Ah, you make an interesting point there - I hadn't thought of it that way. But, I wouldn't say I'm all that concerned about it. Consider the following:
* To my knowledge, the only reason for the clusters to communicate to each other is because of the L3 cache. Otherwise, each core operates independently.
* We don't yet know how much L3 cache the quad cores have, but the 6-cores still have 16MB, just like the 8-cores. That's a lot of extra cache.
* From what I recall, there are 2 chunks of L3 cache, one on each side of the CPU. Communication between each cluster is likely necessary if one cache fills up too much.
* But, fewer threads means less L3 cache is needed, so the L3s may never fill up enough. The L3 should be overkill for these lower-end models.
* I'm sure the CPU is designed so each L3 cache prioritizes data necessary for the cores they're neighboring. In other words, the L3 cache "on the left half" likely won't store data for cores "on the right half", though obviously there'd be exceptions to that rule.
All that being said, there might not really be a need for CCX to transfer data across the clusters if each L3 has a surplus of storage for it's neighboring cluster.

I may be wrong - I haven't looked much into how CCX works but the way I see it, the only 2 things that really separate these Ryzen CPUs from dual-socket setups (in a functionality perspective) are the shared L3 cache between all cores, and, you don't get the extra memory channels of having 2x CPUs. I'm not sure how crippled dual-socket boards are due to latency, but it can't be that bad since they're still being made.

 

Because keeping the extra 8MB of L3 is faster than not splitting.

 

Only for very specific applications. I'd definitely like to have the more cores, but not if that means a compromise with lower single thread performance!

So you can probably understand why I'm completely disappointed in these ryzen cpus - even the ones supposed to rival intels gaming cpus fail to beat them.
Not to mention all the memory issues and bad design with split CCX's.

Yes, there aren't any benchmarks yet, but we can see the low numbers in the OP and we know from the 8 core ones that they'll overclock like a dog.

 

I hope they came to that conclusion by checking game performance as well, not only video encoding and rendering.

 

Herp. I read it and thought it sounded stupid. But didn't care enough to edit. Ofc I know core is a core. But oh well

 

It also allows them to use two defective CCXs for a CPU. The other configuration would have required a "clean" CCX for a quad.

 

Well my thoughts for this are:

* I bet the extra cache is faster or they know the latency issue can be addressed via software. If not, we should have a 1450 with a single CCX priced slightly higher as a gamer CPU.

* I would expect an R5 1475X as a single, binned CCX @4.1 for gaming in the next months.
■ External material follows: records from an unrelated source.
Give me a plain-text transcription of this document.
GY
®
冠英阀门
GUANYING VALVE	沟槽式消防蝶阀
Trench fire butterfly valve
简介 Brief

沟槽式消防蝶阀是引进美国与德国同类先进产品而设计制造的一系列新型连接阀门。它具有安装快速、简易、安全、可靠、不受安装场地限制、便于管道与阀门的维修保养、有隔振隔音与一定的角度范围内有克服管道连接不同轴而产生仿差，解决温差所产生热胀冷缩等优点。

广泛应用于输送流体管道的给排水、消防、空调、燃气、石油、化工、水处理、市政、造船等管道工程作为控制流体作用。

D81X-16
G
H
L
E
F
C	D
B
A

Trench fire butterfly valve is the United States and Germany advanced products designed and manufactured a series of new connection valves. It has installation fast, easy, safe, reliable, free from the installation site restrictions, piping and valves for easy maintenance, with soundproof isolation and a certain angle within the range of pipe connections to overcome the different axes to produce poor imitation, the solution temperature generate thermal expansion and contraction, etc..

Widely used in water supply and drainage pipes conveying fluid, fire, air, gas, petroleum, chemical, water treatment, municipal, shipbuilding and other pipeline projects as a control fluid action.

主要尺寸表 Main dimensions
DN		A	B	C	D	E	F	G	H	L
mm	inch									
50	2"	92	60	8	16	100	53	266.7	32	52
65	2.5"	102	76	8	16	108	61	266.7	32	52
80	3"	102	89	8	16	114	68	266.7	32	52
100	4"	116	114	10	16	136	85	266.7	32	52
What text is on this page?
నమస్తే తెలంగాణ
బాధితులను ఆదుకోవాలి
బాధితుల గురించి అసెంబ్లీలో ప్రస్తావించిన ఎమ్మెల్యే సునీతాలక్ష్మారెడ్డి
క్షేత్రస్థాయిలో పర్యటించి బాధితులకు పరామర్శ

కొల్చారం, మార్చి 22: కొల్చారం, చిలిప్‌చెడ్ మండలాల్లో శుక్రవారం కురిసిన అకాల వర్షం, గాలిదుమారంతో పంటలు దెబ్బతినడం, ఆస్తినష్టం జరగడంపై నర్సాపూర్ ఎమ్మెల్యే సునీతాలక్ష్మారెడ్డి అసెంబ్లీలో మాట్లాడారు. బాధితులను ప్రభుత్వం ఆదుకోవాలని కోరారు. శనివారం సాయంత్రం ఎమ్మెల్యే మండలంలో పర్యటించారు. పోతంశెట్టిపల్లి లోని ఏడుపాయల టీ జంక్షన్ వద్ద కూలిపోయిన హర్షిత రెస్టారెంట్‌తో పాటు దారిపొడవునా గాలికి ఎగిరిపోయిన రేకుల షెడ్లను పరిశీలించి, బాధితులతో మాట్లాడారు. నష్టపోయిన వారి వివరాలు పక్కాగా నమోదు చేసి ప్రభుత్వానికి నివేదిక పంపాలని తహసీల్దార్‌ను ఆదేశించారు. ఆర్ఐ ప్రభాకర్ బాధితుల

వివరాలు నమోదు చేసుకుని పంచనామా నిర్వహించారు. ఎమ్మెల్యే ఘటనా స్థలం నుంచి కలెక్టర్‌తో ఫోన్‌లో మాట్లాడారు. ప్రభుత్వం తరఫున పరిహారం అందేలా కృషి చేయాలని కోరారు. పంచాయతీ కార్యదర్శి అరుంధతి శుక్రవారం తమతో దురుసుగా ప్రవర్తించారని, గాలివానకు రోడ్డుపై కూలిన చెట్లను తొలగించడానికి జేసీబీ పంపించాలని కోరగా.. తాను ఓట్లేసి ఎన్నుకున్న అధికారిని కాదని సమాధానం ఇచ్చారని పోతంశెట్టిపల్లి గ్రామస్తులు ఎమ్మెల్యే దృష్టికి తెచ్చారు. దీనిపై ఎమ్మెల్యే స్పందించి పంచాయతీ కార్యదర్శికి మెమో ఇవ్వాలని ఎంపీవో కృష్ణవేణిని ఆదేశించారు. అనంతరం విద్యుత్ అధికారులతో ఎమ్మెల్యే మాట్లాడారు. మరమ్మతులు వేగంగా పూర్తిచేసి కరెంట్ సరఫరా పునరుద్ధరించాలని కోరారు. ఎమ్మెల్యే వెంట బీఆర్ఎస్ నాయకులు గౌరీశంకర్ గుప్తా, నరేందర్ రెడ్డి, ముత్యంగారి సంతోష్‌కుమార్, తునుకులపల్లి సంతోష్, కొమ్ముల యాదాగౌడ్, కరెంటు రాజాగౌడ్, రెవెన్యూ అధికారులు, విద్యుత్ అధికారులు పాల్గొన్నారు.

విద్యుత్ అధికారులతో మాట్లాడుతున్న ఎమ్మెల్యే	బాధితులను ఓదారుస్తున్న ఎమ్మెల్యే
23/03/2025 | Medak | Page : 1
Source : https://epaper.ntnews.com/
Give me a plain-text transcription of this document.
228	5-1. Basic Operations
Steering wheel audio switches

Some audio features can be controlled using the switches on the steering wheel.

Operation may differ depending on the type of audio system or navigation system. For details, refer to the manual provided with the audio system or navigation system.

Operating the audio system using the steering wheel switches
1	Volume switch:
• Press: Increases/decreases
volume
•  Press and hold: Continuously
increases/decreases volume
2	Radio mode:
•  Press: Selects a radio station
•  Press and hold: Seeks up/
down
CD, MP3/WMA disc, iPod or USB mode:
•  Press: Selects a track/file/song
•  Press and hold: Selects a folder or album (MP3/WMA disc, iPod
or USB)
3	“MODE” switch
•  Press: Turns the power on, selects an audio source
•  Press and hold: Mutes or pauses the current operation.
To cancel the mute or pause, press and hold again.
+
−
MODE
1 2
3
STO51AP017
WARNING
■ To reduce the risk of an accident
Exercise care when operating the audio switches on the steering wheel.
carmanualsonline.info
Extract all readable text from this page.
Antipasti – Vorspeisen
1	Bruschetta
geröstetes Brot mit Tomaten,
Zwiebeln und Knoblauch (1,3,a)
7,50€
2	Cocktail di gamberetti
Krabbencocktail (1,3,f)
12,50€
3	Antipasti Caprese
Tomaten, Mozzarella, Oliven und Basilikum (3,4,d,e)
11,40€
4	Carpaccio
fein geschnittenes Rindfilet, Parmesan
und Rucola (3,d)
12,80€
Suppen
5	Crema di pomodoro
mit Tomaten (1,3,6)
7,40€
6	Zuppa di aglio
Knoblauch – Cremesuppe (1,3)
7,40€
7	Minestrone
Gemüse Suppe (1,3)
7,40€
We are mostly gamers here but the market share AMD wants is on the workstation/oem and server side.

A single CCX Ryzen APU looks extremely attractive for laptops

 

A single CCX should be around 100mm² max, the 4096 core Vega is around 540mm², so a theoretical configuration of a quad Ryzen with a 1500+ shader Vega could be on the ~270mm² mark.

That would be a great laptop chip at an affordable price.

 

Unless AMD plans big surprise, we are getting Ryzen APU: 4C/8T + 12NCU (768 SP)
But even that may be interesting if NCU clock well as AMD promises clock bump.